Barcellini Wilma, Fattizzo Bruno, Zaninoni Anna
UOC Ematologia, Fondazione IRCCS Ca' Grande Ospedale Maggiore Policlinico, Milano, Italy.
J Blood Med. 2019 Aug 8;10:265-278. doi: 10.2147/JBM.S190327. eCollection 2019.
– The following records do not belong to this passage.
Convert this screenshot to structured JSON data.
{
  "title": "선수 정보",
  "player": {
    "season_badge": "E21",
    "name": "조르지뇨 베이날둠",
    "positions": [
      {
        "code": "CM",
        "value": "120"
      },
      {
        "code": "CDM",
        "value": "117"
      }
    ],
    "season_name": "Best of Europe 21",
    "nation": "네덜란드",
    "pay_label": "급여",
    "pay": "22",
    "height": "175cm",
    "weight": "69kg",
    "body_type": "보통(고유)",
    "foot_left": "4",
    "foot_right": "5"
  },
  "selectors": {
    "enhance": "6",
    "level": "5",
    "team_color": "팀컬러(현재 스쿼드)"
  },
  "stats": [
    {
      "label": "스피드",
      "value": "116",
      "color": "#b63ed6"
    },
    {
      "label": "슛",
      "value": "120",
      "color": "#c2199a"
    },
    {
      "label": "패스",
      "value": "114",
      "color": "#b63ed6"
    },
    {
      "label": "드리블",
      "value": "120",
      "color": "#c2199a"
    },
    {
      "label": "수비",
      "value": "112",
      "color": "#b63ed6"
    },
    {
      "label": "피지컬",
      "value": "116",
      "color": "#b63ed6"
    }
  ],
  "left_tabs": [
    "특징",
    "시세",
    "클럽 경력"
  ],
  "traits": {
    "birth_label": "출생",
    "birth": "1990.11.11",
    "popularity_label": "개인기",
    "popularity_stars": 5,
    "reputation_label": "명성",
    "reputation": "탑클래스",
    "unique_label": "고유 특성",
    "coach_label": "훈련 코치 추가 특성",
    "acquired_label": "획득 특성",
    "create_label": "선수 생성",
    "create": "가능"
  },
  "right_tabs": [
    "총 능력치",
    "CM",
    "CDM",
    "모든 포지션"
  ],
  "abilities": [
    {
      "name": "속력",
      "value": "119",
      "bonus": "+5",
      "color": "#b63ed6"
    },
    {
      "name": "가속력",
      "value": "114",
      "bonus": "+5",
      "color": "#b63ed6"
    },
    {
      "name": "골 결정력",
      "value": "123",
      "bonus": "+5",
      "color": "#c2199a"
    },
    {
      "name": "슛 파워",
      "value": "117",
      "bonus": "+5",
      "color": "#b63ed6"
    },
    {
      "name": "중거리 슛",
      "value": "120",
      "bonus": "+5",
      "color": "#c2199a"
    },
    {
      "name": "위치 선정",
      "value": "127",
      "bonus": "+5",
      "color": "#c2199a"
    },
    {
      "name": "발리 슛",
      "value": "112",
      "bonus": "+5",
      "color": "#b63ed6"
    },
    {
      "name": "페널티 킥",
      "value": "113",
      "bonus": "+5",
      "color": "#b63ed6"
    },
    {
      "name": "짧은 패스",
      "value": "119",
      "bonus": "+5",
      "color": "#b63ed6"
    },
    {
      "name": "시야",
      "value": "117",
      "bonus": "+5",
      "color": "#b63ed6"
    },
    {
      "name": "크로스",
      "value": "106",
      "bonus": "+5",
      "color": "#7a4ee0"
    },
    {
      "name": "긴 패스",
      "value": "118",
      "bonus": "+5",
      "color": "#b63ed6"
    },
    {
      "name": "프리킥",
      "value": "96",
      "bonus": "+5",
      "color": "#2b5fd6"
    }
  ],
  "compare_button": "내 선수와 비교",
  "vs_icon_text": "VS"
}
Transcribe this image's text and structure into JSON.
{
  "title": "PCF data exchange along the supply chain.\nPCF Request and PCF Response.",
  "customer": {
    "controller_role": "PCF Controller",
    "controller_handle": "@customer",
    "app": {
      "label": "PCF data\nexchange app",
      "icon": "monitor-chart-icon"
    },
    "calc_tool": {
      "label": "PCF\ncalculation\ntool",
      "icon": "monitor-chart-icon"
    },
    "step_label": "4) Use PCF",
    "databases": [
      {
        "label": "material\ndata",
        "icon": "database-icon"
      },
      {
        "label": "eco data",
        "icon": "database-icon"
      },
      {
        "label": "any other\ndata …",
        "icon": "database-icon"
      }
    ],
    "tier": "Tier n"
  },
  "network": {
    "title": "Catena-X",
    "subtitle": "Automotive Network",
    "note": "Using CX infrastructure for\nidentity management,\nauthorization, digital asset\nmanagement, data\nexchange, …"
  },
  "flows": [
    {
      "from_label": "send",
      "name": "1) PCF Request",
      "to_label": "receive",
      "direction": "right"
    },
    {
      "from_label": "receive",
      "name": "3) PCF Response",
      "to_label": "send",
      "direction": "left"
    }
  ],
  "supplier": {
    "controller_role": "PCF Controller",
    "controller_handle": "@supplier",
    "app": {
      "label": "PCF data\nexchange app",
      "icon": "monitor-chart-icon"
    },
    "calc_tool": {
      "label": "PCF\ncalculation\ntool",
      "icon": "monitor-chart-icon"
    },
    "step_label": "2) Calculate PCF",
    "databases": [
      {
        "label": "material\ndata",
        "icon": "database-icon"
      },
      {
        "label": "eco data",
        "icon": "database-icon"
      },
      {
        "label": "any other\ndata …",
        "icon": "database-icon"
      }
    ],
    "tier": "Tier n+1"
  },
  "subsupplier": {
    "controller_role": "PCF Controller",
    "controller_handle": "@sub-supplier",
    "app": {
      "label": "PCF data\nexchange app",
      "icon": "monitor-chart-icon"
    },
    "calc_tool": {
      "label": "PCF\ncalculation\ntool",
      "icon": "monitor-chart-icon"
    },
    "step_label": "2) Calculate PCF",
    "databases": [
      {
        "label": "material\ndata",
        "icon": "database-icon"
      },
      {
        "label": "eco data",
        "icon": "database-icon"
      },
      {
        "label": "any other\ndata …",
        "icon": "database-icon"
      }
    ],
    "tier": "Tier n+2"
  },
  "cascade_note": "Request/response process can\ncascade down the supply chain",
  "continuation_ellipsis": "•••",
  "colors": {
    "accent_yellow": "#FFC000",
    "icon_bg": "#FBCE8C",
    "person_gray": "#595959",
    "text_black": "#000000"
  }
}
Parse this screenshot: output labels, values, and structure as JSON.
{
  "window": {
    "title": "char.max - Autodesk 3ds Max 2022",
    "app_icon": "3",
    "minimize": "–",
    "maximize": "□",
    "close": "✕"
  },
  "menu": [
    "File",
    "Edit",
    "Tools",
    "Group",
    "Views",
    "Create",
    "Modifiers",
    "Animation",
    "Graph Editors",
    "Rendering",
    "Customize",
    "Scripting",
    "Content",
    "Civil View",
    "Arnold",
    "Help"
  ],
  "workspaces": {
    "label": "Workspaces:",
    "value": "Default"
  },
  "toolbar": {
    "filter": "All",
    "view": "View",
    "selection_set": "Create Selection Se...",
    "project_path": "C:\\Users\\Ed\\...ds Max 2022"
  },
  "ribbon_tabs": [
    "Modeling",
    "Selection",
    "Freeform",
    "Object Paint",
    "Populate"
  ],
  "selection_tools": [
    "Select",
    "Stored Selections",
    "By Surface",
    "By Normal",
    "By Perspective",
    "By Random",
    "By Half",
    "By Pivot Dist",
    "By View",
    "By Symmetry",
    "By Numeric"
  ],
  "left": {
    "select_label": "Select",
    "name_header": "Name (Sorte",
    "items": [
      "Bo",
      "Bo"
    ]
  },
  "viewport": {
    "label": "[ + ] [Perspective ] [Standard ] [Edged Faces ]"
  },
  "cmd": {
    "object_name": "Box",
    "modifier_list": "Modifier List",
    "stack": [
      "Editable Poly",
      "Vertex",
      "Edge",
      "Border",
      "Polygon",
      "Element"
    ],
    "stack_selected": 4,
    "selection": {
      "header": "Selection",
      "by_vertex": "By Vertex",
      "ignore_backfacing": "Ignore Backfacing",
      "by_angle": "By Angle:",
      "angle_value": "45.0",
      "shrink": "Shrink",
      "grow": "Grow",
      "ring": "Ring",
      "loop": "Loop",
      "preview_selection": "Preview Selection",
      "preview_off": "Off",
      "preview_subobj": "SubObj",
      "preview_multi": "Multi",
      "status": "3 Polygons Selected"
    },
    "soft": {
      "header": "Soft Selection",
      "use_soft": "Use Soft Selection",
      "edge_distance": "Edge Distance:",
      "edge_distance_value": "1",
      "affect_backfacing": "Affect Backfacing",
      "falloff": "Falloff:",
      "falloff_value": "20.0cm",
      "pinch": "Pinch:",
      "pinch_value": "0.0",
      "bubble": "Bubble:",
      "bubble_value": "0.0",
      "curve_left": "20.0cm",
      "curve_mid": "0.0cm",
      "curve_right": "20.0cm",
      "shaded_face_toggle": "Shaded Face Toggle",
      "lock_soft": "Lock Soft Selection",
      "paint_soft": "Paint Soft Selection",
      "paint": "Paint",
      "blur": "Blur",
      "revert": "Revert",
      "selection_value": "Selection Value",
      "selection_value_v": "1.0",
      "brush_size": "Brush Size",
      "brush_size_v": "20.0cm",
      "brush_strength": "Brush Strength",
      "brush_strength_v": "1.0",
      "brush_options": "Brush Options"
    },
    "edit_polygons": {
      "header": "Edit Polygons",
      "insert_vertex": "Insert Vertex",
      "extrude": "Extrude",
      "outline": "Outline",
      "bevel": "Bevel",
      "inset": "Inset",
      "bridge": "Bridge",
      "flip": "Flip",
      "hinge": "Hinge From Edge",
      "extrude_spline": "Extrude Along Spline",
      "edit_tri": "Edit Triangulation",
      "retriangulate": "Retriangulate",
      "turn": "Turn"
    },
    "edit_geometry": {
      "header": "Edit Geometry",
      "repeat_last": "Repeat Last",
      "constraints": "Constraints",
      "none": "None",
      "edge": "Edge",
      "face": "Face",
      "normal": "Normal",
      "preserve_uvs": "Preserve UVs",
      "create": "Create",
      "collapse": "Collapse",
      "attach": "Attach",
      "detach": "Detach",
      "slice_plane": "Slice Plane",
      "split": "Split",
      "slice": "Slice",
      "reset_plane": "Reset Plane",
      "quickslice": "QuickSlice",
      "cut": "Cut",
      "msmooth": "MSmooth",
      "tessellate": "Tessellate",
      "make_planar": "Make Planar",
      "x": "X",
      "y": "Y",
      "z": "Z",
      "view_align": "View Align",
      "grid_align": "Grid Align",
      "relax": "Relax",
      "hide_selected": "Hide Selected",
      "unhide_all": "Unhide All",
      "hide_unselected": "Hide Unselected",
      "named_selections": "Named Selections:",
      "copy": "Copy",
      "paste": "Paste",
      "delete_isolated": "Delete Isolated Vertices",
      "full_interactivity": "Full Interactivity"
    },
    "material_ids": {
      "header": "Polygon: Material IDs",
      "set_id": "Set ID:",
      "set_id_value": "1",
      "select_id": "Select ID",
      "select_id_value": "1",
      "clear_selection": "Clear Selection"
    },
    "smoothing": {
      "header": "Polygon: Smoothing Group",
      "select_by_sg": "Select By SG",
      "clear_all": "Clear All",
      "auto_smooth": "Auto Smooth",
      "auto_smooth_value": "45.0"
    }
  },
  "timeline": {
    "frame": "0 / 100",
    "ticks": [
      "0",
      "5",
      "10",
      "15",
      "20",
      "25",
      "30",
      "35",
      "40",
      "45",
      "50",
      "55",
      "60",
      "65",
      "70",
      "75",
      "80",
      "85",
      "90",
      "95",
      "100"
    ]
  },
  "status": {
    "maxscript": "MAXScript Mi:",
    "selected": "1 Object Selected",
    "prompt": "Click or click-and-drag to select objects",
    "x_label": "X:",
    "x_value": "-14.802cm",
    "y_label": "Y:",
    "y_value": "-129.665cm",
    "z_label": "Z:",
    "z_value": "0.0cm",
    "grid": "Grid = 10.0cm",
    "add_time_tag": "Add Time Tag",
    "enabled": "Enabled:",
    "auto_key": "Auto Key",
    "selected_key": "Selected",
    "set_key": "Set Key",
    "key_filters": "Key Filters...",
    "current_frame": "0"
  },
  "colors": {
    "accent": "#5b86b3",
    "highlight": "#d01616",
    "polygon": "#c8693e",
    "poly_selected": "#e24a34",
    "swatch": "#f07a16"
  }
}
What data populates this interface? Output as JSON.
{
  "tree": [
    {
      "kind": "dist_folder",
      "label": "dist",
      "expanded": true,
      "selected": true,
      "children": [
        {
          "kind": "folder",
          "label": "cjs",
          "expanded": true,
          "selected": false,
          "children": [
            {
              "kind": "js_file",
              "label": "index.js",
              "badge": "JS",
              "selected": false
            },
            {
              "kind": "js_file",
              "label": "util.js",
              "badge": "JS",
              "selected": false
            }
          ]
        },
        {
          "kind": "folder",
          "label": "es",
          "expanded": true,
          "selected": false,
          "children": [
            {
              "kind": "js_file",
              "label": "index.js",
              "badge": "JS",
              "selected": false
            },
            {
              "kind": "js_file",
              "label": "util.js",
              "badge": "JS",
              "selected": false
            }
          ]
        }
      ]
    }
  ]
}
Autoimmune hemolytic anemia (AIHA) is increasingly observed after allogeneic hematopoietic stem cell transplantation (allo-HSCT), with a reported incidence between 4% and 6%. The disease is generally severe and refractory to standard therapy, with high mortality, and there are neither defined therapies, nor prospective clinical trials addressing the best treatment. Most of the knowledge on the therapy of AIHAs derives from primary forms, which are highly heterogeneous as well, further complicating the management of post-allo-HSCT forms. The review addresses the risk factors associated with post-allo-AIHA, including unrelated donor, the development of chronic extensive graft-versus-host disease, CMV reactivation, nonmalignant diagnosis pre-HSCT, and alemtuzumab use in conditioning regimens. Regarding therapy, we describe standard treatments, such as corticosteroids, intravenous immunoglobulin, splenectomy, rituximab, cyclophosphamide, and plasma exchange, which have lower response rates than those reported in primary forms. New therapeutic options, including sirolimus, bortezomib, abatacept, daratumumab and complement inhibitors, are promising tools for this detrimental complication occurring after allo-HSCT.
自体免疫溶血性贫血(AIHA)在异基因造血干细胞移植(allo-HSCT)后越来越常见,报告的发病率在4%至6%之间。该疾病通常较为严重,对标准治疗难治,死亡率高,且既没有明确的治疗方法,也没有针对最佳治疗方案的前瞻性临床试验。关于AIHA治疗的大多数知识来自原发性形式,而原发性形式也高度异质性,这进一步使allo-HSCT后形式的管理复杂化。本综述探讨了与allo-AIHA相关的危险因素,包括无关供体、慢性广泛性移植物抗宿主病的发生、巨细胞病毒再激活、HSCT前的非恶性诊断以及在预处理方案中使用阿仑单抗。关于治疗,我们描述了标准治疗方法,如皮质类固醇、静脉注射免疫球蛋白、脾切除术、利妥昔单抗、环磷酰胺和血浆置换,这些治疗方法的缓解率低于原发性形式中报告的缓解率。新的治疗选择,包括西罗莫司、硼替佐米、阿巴西普、达雷妥尤单抗和补体抑制剂,是allo-HSCT后发生的这种有害并发症的有前景的治疗手段。